Unlike MIDI files, the wave samples were imbedded in the file, so the music sounded pretty much the same everywhere (of course not all platforms were of the same quality back then, you were lucky to have 8-bit 22KHz stereo, unlike today's 16-bit 44KHz stereo (CD quality), or even 48 or 96KHz at 24 or 32-bit on some higher-end machines). They became known as Amiga Music Modules, with the file extension MOD (of course on the Amiga the file type is the prefix, not the extension). Due to the limited processing power of the time, MODs were limited to 4 channels (or tracks, voices) - channels 1 & 4 played on the left speaker, channels 2 & 3 on the right. To save on storage space (the module couldn't be larger than a floppy disk) samples were usually recorded at 8KHz, giving modules a distinctive "soft" quality, sort of like a voice phone connection (not nearly as atrocious-sounding as that suggests though).

It wasn't long before a guy named Mark Cox ported the MOD format to the PC. I first encountered MODs on dial-up Bulletin Board Systems (BBS) which I connected to using a 2400bps modem in a 286AT 12MHz PC, running DR-DOS 6. I located a PC player called MODPLAY, which really was a technical marvel, considering what it did with the resources available to it. Not only does a 286AT 12MHz have less processing power than my Sandisk MP3 player, PCs didn't ship with a sound card as standard until the mid 1990s, and we weren't among the few who opted for one. The PC had what was generously called the PC Speaker (mockingly called the PC Squeaker by many), typically a 2" 0.25 watt tinny-sounding speaker driven by a dirt-cheap square-wave oscillator. Using exquisitely coded timing loops, MODPLAY played wavetable music through it by modifying the width of the pulses sent to the PC speaker, essentially creating a Pulse-Width-Modulated (PWM) Digital-to-Analogue Converter (DAC). (Today uncompressed sound is usually stored in Pulse-Code-Modulated (PCM) format, where every pulse (or sample) is a 8, 16, 24, or 32-bit number specifying the level of the signal at that point in time) Despite all the PC's drawbacks, MODPLAY somehow managed to play listenable music, even if rather quiet and virtually bass-free.

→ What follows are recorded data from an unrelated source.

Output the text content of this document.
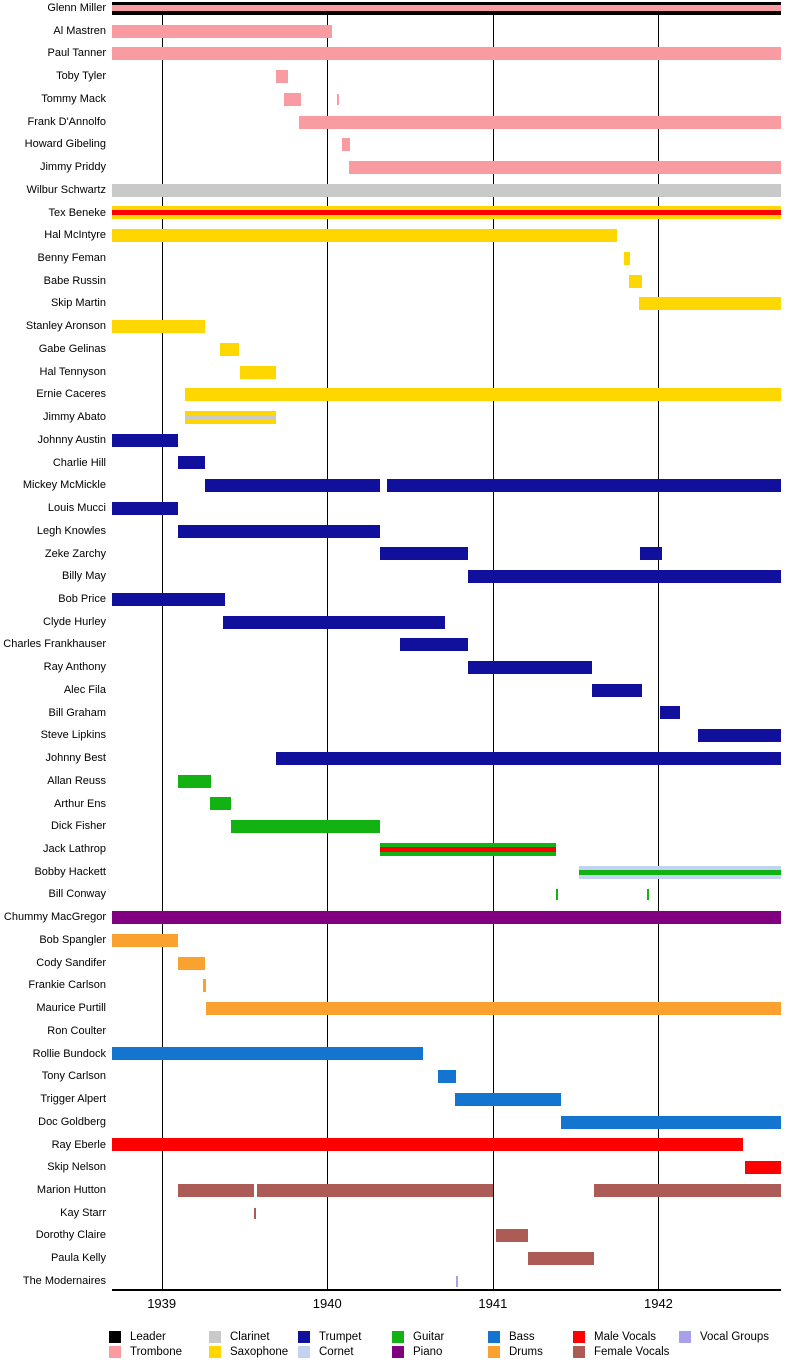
Glenn Miller
Al Mastren
Paul Tanner
Toby Tyler
Tommy Mack
Frank D'Annolfo
Howard Gibeling
Jimmy Priddy
Wilbur Schwartz
Tex Beneke
Hal McIntyre
Benny Feman
Babe Russin
Skip Martin
Stanley Aronson
Gabe Gelinas
Hal Tennyson
Ernie Caceres
Jimmy Abato
Johnny Austin
Charlie Hill
Mickey McMickle
Louis Mucci
Legh Knowles
Zeke Zarchy
Billy May
Bob Price
Clyde Hurley
Charles Frankhauser
Ray Anthony
Alec Fila
Bill Graham
Steve Lipkins
Johnny Best
Allan Reuss
Arthur Ens
Dick Fisher
Jack Lathrop
Bobby Hackett
Bill Conway
Chummy MacGregor
Bob Spangler
Cody Sandifer
Frankie Carlson
Maurice Purtill
Ron Coulter
Rollie Bundock
Tony Carlson
Trigger Alpert
Doc Goldberg
Ray Eberle
Skip Nelson
Marion Hutton
Kay Starr
Dorothy Claire
Paula Kelly
The Modernaires
1939	1940	1941	1942
Leader
Trombone
Clarinet
Saxophone
Trumpet
Cornet
Guitar
Piano
Bass
Drums
Male Vocals
Female Vocals
Vocal Groups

It wasn't long after the 386 came out that teenagers with silicon in their veins started expanding the MOD format to take advantage of the extra processing power and the almost-affordable sound cards that were entering the market. Someone released the MultiTrackerMod (MTM) format, essentially the MOD format with 8 channels. Something called 669 appeared, a somewhat primitive 8 channel format. Future Crew released the Screamtracker (STM) format, also 8 channel, but you could now assign a channel to any point between left and right speakers. Not long after that they released the Screamtracker 3 (S3M) format, quite advanced with 2-to-32 channels and some really nifty features, in some ways more advanced than General MIDI. FAR was a latecomer to the scene, but introduced 16-bit samples for the first time.

On my 386SX 33MHz (now running Novell DOS 7), using a new program I had found called DMP (for Dual Module Player), and using my pride and joy, a Sound Blaster Pro (8-bit, 44KHz-Mono, 22KHz-stereo), I listened to MODs as if with new ears, and discovered the new world of better formats (S3M mostly). As an early teen, it was one of the coolest things I'd ever managed to get a computer to do. Sure, a lot of modules really aren't written that well... but I didn't really care, I had music on demand that sounded way cooler than the artists of the time (many module artists went on to become industrial, techno, acid techno, dance, trance, psytrance, and goatrance artists).

These formats thrived for a few years as more and more teens and preteens played with them... but the dawn of the MP3 age arrived in the mid 1990s, and slowly MP3s took over... the modules' death knell was sounded when broadband had spread to enough homes that the larger file size of MP3s didn't matter anymore.